How many times a number appears in a numpy array

Question

I need to find a way to count how many times each number from 0 to 9 appears in a random matrix created using np.random.randint()

import numpy as np
p = int(input("Length of matrix: "))
m = np.random.randint(0,9,(p,p))
print(m)

For example if length of matrix = 4

• [[3 4 6 5] [3 4 4 3] [4 2 4 8] [6 8 2 7]]

How many times does the number 4 appear?

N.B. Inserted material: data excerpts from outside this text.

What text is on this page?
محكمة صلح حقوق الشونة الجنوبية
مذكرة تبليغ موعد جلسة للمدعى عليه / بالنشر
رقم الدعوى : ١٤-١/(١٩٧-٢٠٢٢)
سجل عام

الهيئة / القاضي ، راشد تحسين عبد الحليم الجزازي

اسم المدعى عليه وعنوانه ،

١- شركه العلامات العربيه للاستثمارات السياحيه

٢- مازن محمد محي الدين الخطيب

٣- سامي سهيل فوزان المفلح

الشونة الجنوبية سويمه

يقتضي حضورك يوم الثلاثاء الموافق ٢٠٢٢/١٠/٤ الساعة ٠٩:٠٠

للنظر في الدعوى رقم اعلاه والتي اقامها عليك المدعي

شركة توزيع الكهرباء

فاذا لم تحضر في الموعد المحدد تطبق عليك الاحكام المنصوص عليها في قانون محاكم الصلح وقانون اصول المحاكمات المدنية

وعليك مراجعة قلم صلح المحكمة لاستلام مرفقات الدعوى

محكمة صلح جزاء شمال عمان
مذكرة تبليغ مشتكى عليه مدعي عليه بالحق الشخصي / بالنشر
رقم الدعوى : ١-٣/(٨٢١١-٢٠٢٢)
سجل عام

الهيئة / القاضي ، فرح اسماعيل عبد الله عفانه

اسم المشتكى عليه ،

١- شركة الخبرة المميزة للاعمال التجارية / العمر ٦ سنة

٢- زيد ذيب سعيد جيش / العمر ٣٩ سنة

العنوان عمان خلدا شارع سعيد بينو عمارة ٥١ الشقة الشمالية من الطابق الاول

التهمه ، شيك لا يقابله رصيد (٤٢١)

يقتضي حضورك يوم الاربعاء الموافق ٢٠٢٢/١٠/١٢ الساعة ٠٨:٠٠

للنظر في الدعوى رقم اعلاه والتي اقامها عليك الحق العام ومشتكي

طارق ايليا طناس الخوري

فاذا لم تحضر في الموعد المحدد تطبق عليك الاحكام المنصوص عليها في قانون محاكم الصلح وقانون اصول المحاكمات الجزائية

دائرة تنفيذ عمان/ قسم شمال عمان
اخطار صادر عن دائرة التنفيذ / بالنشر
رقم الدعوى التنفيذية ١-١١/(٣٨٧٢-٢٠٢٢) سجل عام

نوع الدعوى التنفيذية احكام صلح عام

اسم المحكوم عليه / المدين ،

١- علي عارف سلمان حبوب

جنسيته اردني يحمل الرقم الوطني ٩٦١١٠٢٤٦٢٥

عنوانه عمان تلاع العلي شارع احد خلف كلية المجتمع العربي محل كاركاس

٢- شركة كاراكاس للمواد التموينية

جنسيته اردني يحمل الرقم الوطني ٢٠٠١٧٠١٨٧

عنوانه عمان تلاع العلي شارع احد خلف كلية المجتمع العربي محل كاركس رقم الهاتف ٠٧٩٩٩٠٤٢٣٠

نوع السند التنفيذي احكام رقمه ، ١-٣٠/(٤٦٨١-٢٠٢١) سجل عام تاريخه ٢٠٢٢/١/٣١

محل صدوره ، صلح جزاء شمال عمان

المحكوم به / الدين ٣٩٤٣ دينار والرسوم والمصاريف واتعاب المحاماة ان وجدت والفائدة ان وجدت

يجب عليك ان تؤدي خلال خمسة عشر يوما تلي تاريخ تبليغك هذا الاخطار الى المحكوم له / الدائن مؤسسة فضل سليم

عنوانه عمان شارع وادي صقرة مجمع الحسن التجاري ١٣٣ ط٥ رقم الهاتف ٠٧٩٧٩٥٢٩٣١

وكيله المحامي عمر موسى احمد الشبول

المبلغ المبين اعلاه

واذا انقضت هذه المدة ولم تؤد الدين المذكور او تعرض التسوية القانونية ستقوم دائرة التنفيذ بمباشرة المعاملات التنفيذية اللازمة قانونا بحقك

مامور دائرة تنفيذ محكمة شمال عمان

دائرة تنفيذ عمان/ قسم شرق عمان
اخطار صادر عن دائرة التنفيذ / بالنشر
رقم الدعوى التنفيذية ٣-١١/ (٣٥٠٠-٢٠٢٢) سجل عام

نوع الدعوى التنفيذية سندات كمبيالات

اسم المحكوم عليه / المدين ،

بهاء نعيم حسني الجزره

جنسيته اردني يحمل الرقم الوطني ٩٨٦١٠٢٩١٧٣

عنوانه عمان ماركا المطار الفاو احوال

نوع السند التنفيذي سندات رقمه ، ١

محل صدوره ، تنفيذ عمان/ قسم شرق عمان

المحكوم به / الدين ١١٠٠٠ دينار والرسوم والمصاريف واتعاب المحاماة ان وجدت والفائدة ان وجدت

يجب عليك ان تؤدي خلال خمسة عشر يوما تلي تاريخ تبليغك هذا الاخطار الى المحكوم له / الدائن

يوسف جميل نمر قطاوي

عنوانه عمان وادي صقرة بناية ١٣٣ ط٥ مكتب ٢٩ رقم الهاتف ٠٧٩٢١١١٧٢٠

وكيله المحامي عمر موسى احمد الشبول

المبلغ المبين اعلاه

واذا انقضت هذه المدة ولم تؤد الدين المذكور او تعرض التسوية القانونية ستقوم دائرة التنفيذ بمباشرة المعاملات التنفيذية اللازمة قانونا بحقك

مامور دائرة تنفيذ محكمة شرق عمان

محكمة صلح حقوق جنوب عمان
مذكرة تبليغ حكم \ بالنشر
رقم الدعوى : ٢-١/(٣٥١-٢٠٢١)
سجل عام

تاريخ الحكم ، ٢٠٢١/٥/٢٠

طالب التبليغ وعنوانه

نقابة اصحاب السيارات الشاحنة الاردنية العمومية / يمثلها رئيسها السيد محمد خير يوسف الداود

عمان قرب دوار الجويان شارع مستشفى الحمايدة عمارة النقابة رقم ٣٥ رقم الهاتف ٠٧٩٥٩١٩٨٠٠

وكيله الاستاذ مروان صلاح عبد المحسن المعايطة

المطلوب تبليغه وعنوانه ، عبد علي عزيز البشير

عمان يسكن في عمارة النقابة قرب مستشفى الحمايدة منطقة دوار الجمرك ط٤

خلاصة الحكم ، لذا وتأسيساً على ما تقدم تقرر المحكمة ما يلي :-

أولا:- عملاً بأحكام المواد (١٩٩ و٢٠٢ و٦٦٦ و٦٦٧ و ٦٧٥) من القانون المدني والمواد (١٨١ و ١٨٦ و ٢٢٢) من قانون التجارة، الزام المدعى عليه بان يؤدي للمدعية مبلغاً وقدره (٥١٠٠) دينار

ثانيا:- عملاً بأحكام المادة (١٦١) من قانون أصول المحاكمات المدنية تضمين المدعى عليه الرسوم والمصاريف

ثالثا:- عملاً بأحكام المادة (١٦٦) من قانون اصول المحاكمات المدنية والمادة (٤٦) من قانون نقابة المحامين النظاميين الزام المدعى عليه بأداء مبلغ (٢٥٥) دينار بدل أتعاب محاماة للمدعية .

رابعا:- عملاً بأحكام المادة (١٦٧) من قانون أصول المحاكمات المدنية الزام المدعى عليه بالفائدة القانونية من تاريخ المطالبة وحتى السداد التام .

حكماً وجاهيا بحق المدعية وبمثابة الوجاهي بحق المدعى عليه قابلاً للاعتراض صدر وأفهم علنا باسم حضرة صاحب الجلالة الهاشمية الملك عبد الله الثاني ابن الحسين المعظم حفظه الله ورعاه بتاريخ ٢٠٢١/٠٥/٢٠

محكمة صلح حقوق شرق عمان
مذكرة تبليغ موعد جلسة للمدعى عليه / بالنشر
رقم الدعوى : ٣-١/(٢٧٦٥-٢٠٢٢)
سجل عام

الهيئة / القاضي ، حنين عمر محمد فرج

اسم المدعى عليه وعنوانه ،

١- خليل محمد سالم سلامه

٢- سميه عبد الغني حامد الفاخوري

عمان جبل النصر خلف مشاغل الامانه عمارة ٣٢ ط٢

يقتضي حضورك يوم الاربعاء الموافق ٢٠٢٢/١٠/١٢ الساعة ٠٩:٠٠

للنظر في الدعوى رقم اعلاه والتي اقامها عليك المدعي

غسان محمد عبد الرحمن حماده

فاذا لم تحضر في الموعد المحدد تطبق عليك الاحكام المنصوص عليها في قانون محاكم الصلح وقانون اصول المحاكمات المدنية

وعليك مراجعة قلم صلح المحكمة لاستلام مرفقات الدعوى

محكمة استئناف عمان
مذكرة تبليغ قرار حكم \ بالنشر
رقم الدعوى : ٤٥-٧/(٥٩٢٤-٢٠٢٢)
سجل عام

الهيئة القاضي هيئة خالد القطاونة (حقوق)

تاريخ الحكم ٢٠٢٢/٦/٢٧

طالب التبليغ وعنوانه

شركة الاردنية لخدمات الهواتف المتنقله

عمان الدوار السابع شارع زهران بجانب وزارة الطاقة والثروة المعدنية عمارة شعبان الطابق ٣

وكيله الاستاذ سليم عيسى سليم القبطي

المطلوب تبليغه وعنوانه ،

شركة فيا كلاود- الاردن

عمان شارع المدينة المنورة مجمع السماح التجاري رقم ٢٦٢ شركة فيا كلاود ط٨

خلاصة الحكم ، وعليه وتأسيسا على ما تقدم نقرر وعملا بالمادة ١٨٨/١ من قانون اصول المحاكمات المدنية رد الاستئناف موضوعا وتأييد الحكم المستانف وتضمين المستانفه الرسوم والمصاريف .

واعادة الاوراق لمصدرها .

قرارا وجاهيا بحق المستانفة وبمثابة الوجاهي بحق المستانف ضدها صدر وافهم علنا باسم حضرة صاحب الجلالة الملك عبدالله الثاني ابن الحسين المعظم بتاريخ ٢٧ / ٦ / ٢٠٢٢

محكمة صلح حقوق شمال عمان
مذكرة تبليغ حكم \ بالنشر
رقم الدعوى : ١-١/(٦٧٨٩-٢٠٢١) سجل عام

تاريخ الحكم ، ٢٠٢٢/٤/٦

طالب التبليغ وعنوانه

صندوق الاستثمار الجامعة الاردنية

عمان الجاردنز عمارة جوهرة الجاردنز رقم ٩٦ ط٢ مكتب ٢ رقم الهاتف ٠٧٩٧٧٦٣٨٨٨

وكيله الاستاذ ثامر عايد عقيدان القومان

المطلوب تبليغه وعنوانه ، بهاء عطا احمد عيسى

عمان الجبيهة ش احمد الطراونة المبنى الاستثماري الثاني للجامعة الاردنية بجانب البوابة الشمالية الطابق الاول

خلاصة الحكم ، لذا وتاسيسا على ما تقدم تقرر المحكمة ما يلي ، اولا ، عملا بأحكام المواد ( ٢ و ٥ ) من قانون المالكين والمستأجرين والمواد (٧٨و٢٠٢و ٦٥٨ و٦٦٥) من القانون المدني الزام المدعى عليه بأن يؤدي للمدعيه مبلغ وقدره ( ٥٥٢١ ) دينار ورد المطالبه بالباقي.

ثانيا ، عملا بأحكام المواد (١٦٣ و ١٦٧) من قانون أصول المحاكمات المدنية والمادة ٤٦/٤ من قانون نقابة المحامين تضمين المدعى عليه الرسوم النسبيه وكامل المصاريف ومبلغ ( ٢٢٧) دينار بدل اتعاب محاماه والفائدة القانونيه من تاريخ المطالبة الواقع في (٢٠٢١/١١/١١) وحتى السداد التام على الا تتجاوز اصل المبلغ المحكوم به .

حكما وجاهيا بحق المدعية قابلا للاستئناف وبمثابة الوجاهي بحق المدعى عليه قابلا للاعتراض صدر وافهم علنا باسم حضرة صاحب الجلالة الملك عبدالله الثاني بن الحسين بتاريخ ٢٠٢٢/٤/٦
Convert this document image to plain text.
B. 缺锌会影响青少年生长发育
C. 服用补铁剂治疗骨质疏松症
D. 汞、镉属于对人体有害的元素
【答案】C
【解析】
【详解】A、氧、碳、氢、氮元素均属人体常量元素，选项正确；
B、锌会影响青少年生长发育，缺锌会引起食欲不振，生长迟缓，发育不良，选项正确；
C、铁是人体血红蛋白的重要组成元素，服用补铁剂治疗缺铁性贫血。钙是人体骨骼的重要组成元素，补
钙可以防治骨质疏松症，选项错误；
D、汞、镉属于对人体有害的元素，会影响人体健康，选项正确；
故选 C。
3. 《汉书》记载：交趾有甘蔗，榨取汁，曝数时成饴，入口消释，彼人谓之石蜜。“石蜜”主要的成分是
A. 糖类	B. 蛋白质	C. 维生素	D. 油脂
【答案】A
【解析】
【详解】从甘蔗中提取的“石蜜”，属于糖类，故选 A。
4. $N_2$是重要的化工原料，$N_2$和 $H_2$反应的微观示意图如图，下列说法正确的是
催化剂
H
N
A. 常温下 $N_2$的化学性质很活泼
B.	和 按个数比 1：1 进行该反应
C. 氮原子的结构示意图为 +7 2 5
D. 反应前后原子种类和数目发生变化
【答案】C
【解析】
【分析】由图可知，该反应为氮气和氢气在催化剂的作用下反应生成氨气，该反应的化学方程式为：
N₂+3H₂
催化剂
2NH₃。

It should return 5.

Answer 1

You should be able to get this pretty simply:

list(m.flatten()).count(x)

Another option which is probably faster, is to use the numpy builtin count_nonzero() :

np.count_nonzero(m == x)

Hooray builtin functions.

Answer 2

You can use sum function:

In [52]: m = np.random.randint(0,9,(4,4))
In [53]: m
Out[53]: 
array([[8, 8, 2, 1],
       [2, 7, 1, 2],
       [8, 6, 8, 7],
       [5, 2, 5, 2]])

In [56]: np.sum(m == 8)
Out[56]: 4

m == 8 will return a boolean array contains True for each 8 then since python evaluates the True as 1 you can sum up the array items in order to get the number of intended items.

Answer 3

If you want to get the frequency from all matrix elements, here's a simple solution using numpy.ndarray.flatten and collections.Counter :

import numpy as np
import collections

p = int(input("Length of matrix: "))
m = np.random.randint(0, 9, (p, p))
print(m)
print(collections.Counter(m.flatten()))

For example, when p=3 you'd get something like this:

[[8 4 8]
 [5 1 1]
 [1 1 1]]
Counter({1: 5, 8: 2, 4: 1, 5: 1})

Answer 4

You can flatten the matrix and then use the list count() method:

from collections import Counter
import numpy as np
p = int(input("Length of matrix: "))
m = np.random.randint(0,9,(p,p))
print(m)
flat = [item for sublist in m for item in sublist]
flat.count(4)

Answer 5

I would try numpy unique function with argument return_counts=True (see: https://numpy.org/doc/stable/reference/generated/numpy.unique.html ).

import numpy as np
p = int(input("Length of matrix: "))
m = np.random.randint(0,9,(p,p))
# print(m)
un, nm = np.unique(m, return_counts = True)
# if number that you are looking for is 1 then:
print(nm[un==1])